Exclusive: Liverpool students living in halls receive ‘academic sanctions’ if they fail to meet rent payments
Sanctions include being denied access to libraries and their university email
University of Liverpool halls of residence students receive "academic sanctions" if they fail to make university accommodation rent payments in full and on time, The Liverpool Tab can exclusively reveal.
Last academic year, a total of 687 students in halls were placed under these sanctions as a result of not meeting rent payments. Sanctions can include being denied access to libraries, Vital and their university email account.
A committee paper obtained by The Liverpool Tab shows that in 2017 students who were placed under these sanctions struggled academically as a result. They were 12.9 per cent less likely to progress to the next year of their study or graduate, almost twice as likely to re-sit exams or coursework and equally as likely to repeat the year.
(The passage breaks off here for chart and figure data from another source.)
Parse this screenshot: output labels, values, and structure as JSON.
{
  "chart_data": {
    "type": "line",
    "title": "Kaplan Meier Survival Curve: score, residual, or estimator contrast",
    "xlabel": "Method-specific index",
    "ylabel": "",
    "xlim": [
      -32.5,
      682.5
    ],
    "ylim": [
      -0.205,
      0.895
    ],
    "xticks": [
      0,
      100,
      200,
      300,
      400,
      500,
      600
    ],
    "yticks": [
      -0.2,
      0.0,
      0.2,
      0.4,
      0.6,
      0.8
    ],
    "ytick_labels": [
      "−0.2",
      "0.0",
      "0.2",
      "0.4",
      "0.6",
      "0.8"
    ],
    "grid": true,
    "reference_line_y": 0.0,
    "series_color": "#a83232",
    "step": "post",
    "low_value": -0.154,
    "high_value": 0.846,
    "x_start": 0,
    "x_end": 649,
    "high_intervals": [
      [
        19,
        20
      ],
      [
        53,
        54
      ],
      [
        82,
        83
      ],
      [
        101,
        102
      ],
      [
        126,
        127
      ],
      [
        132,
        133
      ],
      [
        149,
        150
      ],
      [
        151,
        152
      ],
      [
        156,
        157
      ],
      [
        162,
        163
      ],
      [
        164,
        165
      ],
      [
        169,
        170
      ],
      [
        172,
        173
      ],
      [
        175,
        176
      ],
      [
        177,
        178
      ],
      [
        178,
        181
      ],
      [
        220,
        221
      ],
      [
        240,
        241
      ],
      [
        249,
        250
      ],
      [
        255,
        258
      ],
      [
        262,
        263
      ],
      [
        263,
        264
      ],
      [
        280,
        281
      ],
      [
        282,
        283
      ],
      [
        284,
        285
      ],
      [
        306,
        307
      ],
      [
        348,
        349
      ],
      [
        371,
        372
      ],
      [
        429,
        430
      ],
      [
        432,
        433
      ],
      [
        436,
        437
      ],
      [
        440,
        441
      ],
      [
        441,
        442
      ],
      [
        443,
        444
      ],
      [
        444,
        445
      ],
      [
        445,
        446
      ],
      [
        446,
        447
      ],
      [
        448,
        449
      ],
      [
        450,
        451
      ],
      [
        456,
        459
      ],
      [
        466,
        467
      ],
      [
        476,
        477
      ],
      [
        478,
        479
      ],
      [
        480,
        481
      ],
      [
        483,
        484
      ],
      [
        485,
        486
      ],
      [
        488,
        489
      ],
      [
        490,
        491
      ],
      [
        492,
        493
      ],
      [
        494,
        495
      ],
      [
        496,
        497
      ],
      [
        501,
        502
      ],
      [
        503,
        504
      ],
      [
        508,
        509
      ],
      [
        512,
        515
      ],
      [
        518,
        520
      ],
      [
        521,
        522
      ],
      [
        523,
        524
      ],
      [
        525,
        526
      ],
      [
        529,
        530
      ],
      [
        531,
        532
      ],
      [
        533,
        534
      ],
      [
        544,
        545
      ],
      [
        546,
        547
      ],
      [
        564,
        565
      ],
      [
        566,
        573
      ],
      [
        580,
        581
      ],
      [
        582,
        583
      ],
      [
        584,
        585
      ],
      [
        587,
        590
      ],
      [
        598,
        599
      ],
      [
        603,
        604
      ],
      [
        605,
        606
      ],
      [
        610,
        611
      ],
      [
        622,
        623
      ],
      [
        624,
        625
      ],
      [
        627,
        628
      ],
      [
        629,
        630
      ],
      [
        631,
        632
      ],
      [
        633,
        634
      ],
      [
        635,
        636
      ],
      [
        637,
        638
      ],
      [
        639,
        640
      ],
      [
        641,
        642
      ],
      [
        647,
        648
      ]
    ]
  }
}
This figure comes from the university's Assessment Feedback Working Group March 2017.
This figure of 687 students equates to one in six students (16 per cent) in university accommodation failing to pay their rent, compared to the national average of 1.7 per cent.
The Competition and Markets Authority ruled in 2016 that universities placing students under "academic sanctions" for non-tuition fee debt such as rent violated their statutory rights as renters. Furthermore, the recent NUS/UNIPOL accommodation survey revealed that Liverpool is one of the six per cent of institutions still using these sanctions despite the issue being raised by the Guild of Students on several occasions.
Meanwhile, the University of Liverpool's 2018 public accounts show that despite earning around £12.7 million in 2017/18 from "Residences, Catering and Conferences", there has been a cut to expenditures on student accommodation. The amount of money spent fell by £1.9 million, from £19.6 million to £17.7 million, boosting the university's profit.
The Guild's "Cut the Rent" campaign is trying to reduce university accommodation prices, which are currently at a record high of 110 per cent of the average maintenance loan. Research by The Times recently confirmed that University of Liverpool accommodation is some of the most expensive across the UK.
According to the campaign website, a 10 per cent reduction in rent prices would reduce costs by £1,000 per room.
Rory Hughes, Guild President, told The Liverpool Tab: "The University’s public accounts show they are making a substantial surplus from the sky-high rent they are charging students. Pushing students into financial hardship and pricing others out of the halls experience to achieve these figures is unjustifiable. Their public accounts also show that they are hiking rents because they can, not because there are necessarily increased costs each year. This is extraction pure and simple.
The fact that one in six students in UoL halls of residence are falling into rent arrears is a damning indictment of the university’s extortionate rent portfolio. In addition, UoL then still applying legally dubious ‘academic sanctions’ in order to recoup the money owed makes the University of Liverpool nothing other than a dodgy landlord. This data is a clear example of how high-rents are damaging students’ welfare and education."
#CutTheRent campaigns up and down the country, led by students, has evidently forced affordability to be the prime concern of universities for the future. Now we just have to make them implement change rather than just worry about it. #studentrents
— Guild Officers (@GuildOfficers) December 6, 2018
The Guild will be launching a survey of halls of residence students this week in order to find out more about their experience paying rent in university accommodation. The survey will be seeking responses from more than 4,000 students and will be open until the end of February.
The University of Liverpool told The Liverpool Tab: "The increase in income for residences, catering and conferences is due to a number of factors, including: the handover of Greenbank Phase 1; the inclusion of conference income which was reported elsewhere last year; and the annual inflationary increase to rents. Annual university expenditure on halls of residence has remained consistent at around £17.6m."
"A number of students fall into rent arrears each year which can be as a result of a number of factors outside ability to pay. Of those who fall into arrears, over two thirds pay the full balance within one week of sanctions being introduced.
Reasons for non-progression are varied and it is not possible to identify a causal link between academic sanctions and lack of progress based on the available information. The University keeps its position on this matter under review."
The Liverpool Tab have since been provided with a further update from Jo McNeill, President, University of Liverpool UCU and UCU NEC. She told us:
"We are appalled to hear that the University is handing out academic sanctions to students who can’t pay the extortionate rents they charge for student accommodation. The University of Liverpool is a civic institution known widely for the work it does to widen participation, these sanctions will hit the WP cohort the hardest. This decision favours financial privilege and ignores civic duty. We’ll be informing all of our members and will be raising this issue with our employer."